Tischtennis WM
Boll Süß in Zagreb gescheitert

Bereits im Viertelfinale der Tischtennis-WM kam für die Doppel-Europameister in Zagreb das Aus. Timo Boll und Christian Süß unterlagen den Taiwanesen Chang Yen-Shu/Chiang Peng-Lung 2:4 und haben das Podium verpasst.

Der Traum vom Medaillengewinn bei der Tischtennis-WM in Zagreb ist für die Doppel-Europameister Timo Boll und Christian Süß (Gönnern/Düsseldorf) vorzeitig vorbei. Die WM-Zweiten von 2005 scheiterten beim Sprung zu einer erneuten Podiumsplatzierung im Viertelfinale an den Taiwanesen Chang Yen-Shu/Chiang Peng-Lung unerwartet 2:4.

Von der eigenen Leistung enttäuscht

"Eine bessere Auslosung hätten wir nicht bekommen können, aber dann muss auch die Leistung stimmen, doch das war bei uns überhaupt nicht der Fall", kommentierte Boll das Aus. Vor seinem Drittrunden-Match am Donnerstagabend gegen den für die Dominikanische Republik spielenden Chinesen Lin Ju machte der Weltranglistendritte aus seiner Enttäuschung kein Hehl: "Eigentlich bin ich einer der besten Rückschläger, aber ihre Aufschläge waren für mich sehr gefährlich. Wir haben aber auch den Start verschlafen und nicht präzise und druckvoll genug gespielt."

Während die Niederlage von Boll/Süß als Enttäuschung eingeordnet werden kann, muss die überraschende Viertelfinal-Teilnahme des neu formierten Damen-Doppels von Nicole Struse/Zhenqi Barthel (Kroppach/Homberg) als Erfolg gelten. Dem Duo blieb nach dem imponierenden 4:0-Achtelfinalerfolg gegen die Hongkong-Kombination Lau Sui Fei/Lin Ling in der Runde der besten 16 gegen die die für Singapur spielenden Chinesinnen Li Jia Wei/Wang Yue Gu beim 2:4 die Krönung des starken Auftritts versagt.

Für den Deutschen Tischtennis-Bund (Dttb) bedeutete die Leistung von Struse/Barthel das erste Viertelfinale in einem Individual-Wettbewerb der Damen seit Struses Einzug unter die besten Acht vor zehn Jahren in Manchester.

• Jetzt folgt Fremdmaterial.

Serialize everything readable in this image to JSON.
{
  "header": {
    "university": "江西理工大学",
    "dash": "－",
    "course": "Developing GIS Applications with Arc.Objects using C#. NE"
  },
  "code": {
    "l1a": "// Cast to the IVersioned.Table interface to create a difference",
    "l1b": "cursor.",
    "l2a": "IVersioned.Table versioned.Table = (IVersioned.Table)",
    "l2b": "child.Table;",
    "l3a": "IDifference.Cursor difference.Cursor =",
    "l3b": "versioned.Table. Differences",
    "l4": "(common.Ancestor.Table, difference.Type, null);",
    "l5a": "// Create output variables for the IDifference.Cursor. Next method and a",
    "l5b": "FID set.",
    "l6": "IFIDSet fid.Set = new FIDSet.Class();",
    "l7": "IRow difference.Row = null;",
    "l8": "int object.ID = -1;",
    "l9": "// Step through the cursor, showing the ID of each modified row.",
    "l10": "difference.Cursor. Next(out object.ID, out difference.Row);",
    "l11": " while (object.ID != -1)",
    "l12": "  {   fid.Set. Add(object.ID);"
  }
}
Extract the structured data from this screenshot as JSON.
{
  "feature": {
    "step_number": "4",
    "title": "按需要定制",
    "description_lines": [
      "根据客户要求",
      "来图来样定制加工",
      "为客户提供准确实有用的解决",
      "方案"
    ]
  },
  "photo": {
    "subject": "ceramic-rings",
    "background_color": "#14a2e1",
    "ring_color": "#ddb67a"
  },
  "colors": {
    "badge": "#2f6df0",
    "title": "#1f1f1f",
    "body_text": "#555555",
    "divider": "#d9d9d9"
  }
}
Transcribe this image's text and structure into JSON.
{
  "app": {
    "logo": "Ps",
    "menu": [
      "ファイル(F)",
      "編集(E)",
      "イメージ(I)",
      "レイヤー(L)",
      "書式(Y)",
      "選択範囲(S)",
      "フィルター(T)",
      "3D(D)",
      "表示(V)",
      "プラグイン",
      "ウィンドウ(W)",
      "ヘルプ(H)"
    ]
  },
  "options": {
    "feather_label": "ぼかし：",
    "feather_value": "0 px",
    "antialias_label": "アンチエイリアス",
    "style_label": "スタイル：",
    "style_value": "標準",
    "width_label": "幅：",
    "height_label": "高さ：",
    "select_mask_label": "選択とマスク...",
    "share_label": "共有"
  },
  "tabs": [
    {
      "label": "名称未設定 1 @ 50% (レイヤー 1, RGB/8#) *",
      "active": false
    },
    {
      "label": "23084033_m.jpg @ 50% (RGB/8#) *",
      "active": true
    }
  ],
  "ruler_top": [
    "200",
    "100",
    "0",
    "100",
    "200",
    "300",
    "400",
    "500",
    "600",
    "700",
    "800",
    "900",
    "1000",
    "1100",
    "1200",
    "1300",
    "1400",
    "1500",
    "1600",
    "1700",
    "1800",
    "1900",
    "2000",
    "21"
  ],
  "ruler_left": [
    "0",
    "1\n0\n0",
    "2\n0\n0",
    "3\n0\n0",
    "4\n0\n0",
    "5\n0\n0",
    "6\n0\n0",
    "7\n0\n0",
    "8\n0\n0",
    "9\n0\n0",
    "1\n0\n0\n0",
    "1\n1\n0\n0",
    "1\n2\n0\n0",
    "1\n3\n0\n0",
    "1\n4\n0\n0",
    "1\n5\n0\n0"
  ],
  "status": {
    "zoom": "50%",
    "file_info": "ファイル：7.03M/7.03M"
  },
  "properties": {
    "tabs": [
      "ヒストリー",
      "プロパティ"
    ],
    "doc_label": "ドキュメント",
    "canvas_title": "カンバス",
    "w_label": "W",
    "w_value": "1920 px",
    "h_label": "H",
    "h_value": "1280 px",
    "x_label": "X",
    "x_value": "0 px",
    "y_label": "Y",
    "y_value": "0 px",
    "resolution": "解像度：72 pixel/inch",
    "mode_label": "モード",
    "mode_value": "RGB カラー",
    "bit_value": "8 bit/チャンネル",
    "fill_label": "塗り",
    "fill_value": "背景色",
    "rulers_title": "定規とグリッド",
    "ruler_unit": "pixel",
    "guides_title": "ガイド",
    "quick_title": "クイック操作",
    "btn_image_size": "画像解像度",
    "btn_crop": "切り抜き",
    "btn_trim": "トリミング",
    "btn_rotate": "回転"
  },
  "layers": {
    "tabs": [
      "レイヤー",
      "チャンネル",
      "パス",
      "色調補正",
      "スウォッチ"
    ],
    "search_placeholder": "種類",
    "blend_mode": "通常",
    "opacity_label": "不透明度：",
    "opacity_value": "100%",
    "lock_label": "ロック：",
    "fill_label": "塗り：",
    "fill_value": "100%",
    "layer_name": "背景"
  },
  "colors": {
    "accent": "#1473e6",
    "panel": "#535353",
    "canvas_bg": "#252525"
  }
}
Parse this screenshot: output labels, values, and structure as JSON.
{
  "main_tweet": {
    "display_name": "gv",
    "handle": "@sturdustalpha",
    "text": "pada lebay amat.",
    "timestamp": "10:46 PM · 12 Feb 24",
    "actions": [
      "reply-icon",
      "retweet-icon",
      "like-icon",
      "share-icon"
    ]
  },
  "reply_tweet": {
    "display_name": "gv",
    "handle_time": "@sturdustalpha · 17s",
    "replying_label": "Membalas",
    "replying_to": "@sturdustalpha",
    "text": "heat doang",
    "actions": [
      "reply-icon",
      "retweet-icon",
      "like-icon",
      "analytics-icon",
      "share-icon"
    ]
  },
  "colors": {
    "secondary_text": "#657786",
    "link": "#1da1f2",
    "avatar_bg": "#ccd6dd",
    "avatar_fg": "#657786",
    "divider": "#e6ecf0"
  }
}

Struse auch im Einzel gescheitert

Kurz nach dem Doppel-Aus war für Rekordnationalspielerin Struse die gesamte WM gelaufen. In der dritten Einzel-Runde verpasste die 35-Jährige gegen die chinesische WM-Zweite und Weltranglistendritte Guo Yan mit 1:4 erwartungsgemäß das Achtelfinale.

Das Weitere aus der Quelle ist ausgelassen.